Corporations have several accounts of their accounts at any given time. One book to not fool themselves, another to fool workers, another to fool shareholders, and yet another to fool the state. And many more versions. Ah! The real fictions of the corporates, gain no literary or numerary awards.
- The capitalist (is there any other?) media now diverts again from debt & default back to mass death & fault-finding: As another UN agency gone rogue, this white-funded Human Rights Committee (UNHRC) threatens to rake Sri Lanka over frigid Swiss snowjobs on March 3.
Media could be headlining daily the national priority for modern industrialization. To not just go beyond debts, but to also cease the sermonizing. Media instead promote dependence on accessing imperialist capital and exporting to finicky markets. They won’t discuss first taking control of our own home market. The US this week threatened to bar Sri Lankan nail exports. ee always reminds, Lanka does not make even a pin (which could lead to nails, needles, wire etc). So what’s with the nails? (ee Industry)
- A spluttering live wire runs underground from the US embassy in Colombo 3 and from the English High Commission in Colombo 7. The wire appeared overground this week, sparking up a Daily Mirror reporter’s ass. The wire extends angiogram-like to the poor man’s fingers, which prey and pounce, like the jaws of a ventriloquist dummy, onto his laptop keys. Or more possibly, he just rubberstamps his name to US political attaché press releases.
Readers may ponder how exactly the wire makes it way up there thru the DM reporter’s rear. Does it first snake through the owners and then the editors? The Daily Mirror belongs to the Wijeya Group, who ran Anagarika Dharmapala into exile. These families who ran the Anagarika out of the country now act as adoring acolytes, fantasizing a non-industrial caricature of the independence Dharmapala sought for the people. In truth, they need no wires. The fealty of these ruling oligarchs to whiteness is wireless!

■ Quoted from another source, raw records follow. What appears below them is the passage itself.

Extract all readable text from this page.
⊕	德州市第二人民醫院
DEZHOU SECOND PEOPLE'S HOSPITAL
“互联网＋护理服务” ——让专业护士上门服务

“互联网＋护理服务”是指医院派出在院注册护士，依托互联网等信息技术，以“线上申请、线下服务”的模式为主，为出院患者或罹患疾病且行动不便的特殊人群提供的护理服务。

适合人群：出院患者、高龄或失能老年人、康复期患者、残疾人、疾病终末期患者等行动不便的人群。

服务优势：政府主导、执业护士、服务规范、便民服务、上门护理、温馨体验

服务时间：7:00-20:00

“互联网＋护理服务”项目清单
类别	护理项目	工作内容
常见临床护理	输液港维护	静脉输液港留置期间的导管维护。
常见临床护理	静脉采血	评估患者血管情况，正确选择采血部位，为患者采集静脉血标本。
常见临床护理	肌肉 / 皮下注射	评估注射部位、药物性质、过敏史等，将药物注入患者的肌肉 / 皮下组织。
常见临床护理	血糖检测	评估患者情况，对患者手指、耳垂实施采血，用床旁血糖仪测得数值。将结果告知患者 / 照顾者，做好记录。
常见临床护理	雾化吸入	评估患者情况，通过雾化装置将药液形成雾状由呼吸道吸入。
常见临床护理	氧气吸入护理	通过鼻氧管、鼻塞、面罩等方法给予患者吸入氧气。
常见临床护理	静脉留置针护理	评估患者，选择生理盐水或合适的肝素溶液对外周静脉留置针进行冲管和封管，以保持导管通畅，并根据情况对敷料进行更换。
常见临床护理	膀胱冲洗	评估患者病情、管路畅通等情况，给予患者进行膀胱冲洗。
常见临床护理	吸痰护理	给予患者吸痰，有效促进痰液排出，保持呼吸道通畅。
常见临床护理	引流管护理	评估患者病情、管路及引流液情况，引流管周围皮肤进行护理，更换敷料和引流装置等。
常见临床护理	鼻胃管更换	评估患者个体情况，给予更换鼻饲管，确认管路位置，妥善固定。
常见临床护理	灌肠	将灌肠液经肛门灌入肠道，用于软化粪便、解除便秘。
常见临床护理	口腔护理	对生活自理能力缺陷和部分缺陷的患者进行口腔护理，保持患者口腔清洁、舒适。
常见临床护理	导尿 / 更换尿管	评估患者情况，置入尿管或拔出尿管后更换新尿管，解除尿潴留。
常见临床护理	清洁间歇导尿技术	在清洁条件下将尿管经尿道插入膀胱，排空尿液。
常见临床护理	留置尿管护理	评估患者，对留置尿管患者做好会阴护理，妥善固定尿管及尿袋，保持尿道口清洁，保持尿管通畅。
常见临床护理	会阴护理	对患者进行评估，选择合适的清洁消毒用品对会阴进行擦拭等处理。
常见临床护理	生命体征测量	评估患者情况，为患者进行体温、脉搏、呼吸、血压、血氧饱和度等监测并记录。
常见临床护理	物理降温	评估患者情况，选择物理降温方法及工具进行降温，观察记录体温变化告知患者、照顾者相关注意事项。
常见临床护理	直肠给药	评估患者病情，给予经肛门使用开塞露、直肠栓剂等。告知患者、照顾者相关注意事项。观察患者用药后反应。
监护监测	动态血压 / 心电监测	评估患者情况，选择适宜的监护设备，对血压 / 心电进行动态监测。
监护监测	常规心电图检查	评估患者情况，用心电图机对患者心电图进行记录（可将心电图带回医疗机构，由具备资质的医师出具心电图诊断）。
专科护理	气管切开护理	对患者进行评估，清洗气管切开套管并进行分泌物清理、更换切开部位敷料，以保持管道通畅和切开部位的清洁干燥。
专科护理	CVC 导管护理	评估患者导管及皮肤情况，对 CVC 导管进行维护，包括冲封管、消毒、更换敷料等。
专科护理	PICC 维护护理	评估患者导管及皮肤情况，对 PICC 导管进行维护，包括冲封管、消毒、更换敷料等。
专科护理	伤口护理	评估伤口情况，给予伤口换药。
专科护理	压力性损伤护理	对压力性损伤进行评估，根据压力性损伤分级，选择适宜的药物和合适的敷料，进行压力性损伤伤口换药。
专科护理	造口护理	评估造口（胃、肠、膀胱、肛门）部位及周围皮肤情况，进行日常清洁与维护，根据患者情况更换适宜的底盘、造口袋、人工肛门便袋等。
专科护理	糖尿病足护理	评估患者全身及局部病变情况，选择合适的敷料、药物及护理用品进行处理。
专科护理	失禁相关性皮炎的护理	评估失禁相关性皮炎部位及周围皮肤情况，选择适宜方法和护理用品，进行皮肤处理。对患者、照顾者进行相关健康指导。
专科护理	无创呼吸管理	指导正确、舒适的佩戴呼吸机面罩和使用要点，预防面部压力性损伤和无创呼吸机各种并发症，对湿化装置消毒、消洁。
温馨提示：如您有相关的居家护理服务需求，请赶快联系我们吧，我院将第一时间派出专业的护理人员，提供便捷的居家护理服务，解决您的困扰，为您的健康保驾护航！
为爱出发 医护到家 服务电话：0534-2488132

This DM hack, who usually echoes NATO howling, reached new levels of hysteria, hilarity and sycophancy this week. He mangled and distorted a press release from the media-maligned organic fertilizer company Seawin to attack China’s links with Sri Lanka. Seawin exposes the sabotage by ‘Agricultural Professors’, clearly in the pay of the chemical fertilizer import mafia, working overtime to overturn state policy. Jayavayva! DM instead headlined the press release with a fraudulent charge that the Chinese company is still pursuing a claim in the UN against Sri Lanka (ee Agriculture).

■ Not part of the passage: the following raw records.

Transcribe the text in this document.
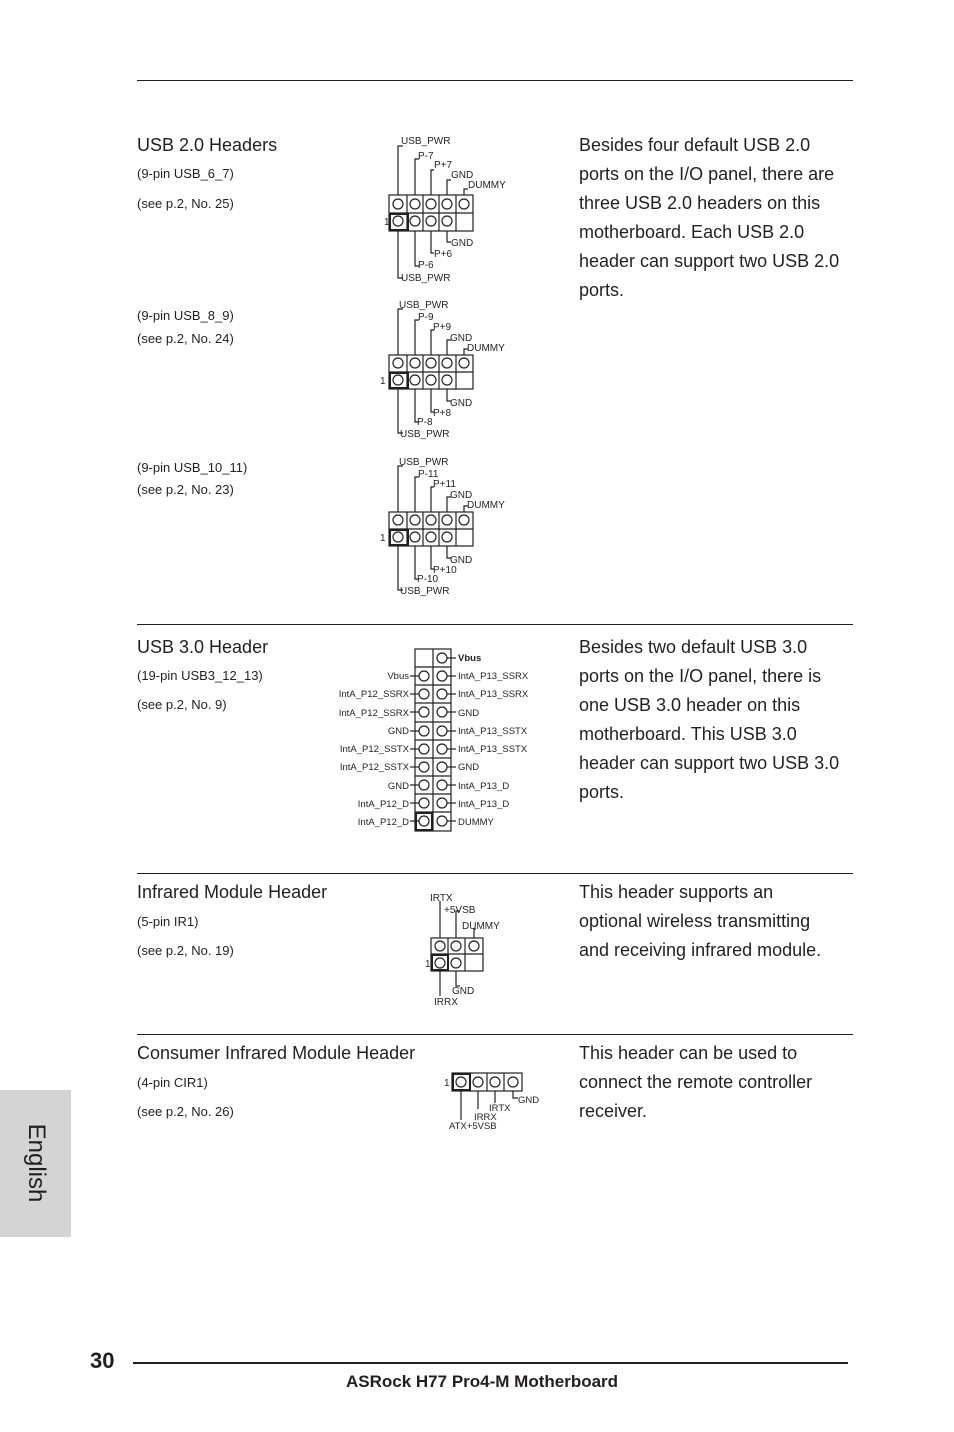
USB 2.0 Headers
(9-pin USB_6_7)
(see p.2, No. 25)
(9-pin USB_8_9)
(see p.2, No. 24)
(9-pin USB_10_11)
(see p.2, No. 23)
Besides four default USB 2.0
ports on the I/O panel, there are
three USB 2.0 headers on this
motherboard. Each USB 2.0
header can support two USB 2.0
ports.
1
USB_PWR
P-7
P+7
GND
DUMMY
GND
P+6
P-6
USB_PWR
1
USB_PWR
P-9
P+9
GND
DUMMY
GND
P+8
P-8
USB_PWR
1
USB_PWR
P-11
P+11
GND
DUMMY
GND
P+10
P-10
USB_PWR
USB 3.0 Header
(19-pin USB3_12_13)
(see p.2, No. 9)
Besides two default USB 3.0
ports on the I/O panel, there is
one USB 3.0 header on this
motherboard. This USB 3.0
header can support two USB 3.0
ports.
Vbus
IntA_P13_SSRX
IntA_P13_SSRX
GND
IntA_P13_SSTX
IntA_P13_SSTX
GND
IntA_P13_D
IntA_P13_D
DUMMY
Vbus
IntA_P12_SSRX
IntA_P12_SSRX
GND
IntA_P12_SSTX
IntA_P12_SSTX
GND
IntA_P12_D
IntA_P12_D
Infrared Module Header
(5-pin IR1)
(see p.2, No. 19)
This header supports an
optional wireless transmitting
and receiving infrared module.
1
IRTX
+5VSB
DUMMY
GND
IRRX
Consumer Infrared Module Header
(4-pin CIR1)
(see p.2, No. 26)
This header can be used to
connect the remote controller
receiver.
1
GND
IRTX
IRRX
ATX+5VSB
English
30
ASRock H77 Pro4-M Motherboard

- The Seawin affair flashes more insight into the agribusiness import mafia that still controls the media and education systems. Was the mishandling of the Seawin issue, deliberate, sheer nonchalance, carelessness, naivete, or political manoeuvring by import merchants to control agricultural policy? After centuries of colonial trade, older multinationals like Unilever, ICI-CIC, Nestles, run the agri-chemical game, and brook no interference. They puppeteer the regulatory authorities (standards, labs, etc) and the media. Firmly under their thumb, they pull the wires that excite DM reporters’ nether lands. And not just DM.

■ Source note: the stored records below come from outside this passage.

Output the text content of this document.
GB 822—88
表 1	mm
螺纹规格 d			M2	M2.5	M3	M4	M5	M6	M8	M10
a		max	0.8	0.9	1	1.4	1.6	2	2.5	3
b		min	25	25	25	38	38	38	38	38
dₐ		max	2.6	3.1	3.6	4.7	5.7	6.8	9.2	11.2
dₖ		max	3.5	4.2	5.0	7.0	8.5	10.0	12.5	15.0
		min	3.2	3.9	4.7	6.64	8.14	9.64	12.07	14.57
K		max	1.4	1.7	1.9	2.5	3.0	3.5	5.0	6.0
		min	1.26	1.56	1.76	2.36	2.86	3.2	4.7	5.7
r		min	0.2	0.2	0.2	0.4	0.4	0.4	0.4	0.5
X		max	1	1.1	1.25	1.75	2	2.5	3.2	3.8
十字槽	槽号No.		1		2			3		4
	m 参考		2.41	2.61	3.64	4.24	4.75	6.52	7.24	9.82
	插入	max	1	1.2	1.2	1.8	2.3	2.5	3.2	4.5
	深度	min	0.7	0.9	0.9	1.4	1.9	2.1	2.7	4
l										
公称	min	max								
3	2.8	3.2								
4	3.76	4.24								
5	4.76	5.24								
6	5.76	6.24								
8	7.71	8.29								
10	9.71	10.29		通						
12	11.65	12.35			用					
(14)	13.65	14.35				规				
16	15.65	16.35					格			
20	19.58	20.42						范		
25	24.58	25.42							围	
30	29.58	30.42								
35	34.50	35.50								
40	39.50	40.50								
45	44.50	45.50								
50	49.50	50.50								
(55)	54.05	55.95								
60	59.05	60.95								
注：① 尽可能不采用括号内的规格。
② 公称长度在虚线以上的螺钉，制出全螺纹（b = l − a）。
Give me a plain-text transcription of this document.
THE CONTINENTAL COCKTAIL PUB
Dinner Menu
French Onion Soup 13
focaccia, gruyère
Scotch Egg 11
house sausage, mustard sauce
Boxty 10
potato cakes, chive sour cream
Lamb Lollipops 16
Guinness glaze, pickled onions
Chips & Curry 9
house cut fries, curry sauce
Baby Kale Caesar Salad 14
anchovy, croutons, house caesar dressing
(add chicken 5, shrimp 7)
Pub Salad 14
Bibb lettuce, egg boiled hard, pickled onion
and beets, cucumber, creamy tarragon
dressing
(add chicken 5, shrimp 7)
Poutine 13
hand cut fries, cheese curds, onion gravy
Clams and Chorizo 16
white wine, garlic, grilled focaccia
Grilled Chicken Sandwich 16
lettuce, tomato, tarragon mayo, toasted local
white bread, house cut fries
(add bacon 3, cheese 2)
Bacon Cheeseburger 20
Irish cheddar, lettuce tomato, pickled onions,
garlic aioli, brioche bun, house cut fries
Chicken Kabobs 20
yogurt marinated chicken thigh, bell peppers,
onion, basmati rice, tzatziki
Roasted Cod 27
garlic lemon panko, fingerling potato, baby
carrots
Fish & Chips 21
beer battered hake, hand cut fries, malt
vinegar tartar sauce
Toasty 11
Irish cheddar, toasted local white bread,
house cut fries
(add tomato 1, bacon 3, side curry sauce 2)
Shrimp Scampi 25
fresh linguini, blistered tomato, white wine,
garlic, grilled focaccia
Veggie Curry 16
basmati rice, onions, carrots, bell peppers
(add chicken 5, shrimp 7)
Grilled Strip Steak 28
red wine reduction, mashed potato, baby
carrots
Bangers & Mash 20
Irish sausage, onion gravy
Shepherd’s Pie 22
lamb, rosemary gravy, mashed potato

The wires that are constantly clicking out imperial edict and worldview are a unified network with numerous fibres, overlapping with the grids that deliver fuel, electricity, water, cable TV, fast-moving consumer goods, and violence. This wiring can excite stipendiary professors, economists and other experts who keep rushing out of their air-conditioned woodwork, to demand imported fertilizers warning of imminent famine, to insist we return to the IMF; importers and exporters wail for dollars, pharma importers fake local production, warning of shortages. All holding up the stage for the culture of imported consumption and imported culture. The next stage is the question.